Ainda de acordo com Kelly, o atual texto da Reforma Tributária, em discussão no Senado, pode comprometer o empreendedorismo feminino. “Além da participação das mulheres no setor, chama a atenção a discrepância fiscal quando se analisa a tributação pelo recorte de gênero. Os métodos contraceptivos femininos, por exemplo, recebem quase o dobro da tributação do masculino.

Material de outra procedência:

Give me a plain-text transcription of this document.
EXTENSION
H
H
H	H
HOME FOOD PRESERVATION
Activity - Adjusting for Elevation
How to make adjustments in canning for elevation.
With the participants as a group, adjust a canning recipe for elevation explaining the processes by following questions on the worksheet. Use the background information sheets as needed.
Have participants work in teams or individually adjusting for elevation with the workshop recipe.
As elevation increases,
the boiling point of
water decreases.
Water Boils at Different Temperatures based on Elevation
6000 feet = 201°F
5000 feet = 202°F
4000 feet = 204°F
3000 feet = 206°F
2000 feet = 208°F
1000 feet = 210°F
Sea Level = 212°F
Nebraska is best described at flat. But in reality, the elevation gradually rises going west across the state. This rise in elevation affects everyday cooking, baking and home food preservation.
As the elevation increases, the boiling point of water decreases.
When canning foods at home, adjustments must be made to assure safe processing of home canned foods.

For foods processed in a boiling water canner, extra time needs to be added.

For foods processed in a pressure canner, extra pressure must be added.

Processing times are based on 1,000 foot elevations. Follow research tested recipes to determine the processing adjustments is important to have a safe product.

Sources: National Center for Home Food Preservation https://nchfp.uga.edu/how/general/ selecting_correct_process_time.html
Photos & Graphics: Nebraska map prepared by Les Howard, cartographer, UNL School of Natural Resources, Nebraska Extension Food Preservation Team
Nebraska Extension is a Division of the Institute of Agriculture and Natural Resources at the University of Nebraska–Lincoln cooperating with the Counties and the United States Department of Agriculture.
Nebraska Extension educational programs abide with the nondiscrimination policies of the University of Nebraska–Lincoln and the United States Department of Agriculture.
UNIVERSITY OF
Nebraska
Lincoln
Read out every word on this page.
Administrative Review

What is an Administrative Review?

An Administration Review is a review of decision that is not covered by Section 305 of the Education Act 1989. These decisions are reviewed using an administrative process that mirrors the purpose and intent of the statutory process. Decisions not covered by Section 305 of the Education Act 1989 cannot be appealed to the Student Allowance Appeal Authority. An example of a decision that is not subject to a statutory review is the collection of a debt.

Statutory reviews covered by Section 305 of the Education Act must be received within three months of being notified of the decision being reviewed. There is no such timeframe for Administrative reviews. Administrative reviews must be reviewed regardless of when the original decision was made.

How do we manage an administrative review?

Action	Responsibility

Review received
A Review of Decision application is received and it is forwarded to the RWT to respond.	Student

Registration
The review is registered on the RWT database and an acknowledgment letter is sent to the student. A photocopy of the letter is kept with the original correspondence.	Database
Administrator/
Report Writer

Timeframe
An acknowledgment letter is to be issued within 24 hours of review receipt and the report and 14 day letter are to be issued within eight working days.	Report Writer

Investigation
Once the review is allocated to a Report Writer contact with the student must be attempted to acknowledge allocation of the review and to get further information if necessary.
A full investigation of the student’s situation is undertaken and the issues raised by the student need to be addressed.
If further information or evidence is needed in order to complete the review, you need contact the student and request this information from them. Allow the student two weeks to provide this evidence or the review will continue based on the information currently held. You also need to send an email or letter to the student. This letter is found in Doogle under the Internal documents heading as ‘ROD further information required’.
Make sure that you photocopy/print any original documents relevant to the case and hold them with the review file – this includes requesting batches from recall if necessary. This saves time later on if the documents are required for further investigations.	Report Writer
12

Isto é, enquanto o preservativo masculino tem tributação de 16,25%, a pílula anticoncepcional é tributada em 30%, e o DIU, em 32,45%.” As mulheres, que representam 51,1% da população, além de liderarem metade dos lares brasileiros, serão diretamente afetadas pela majoração da tributação do consumo. “Por isso, a participação efetiva delas é fundamental para que o texto a ser aprovado no Senado Federal não culmine em mais discrepâncias fiscais e prejudique os negócios que elas comandam.”

Tentando mudar

A Frente Parlamentar da Mulher Empreendedora, lançada em julho na Câmara dos Deputados, tem atuado para tentar mudar essa situação, juntamente com a FecomercioSP — que participa ativamente nos debates, inclusive enfatizando a questão de que a tributação maior em produtos similares aos masculinos impacta negativamente as mulheres. “Apesar de o empreendedorismo não ter gênero, é preciso olhar para a questão da mulher empreendedora, das dificuldades que elas enfrentam”, afirma Kelly. A expectativa é que essas discussões ecoem em melhorias no texto em tramitação no Senado. “Esse é um ponto que precisa de um olhar atento. Não se trata de um benefício, trata-se justamente da aplicação do princípio da isonomia, porque, no fim, o setor de Serviços vai pagar mais que a Indústria e o Comércio.”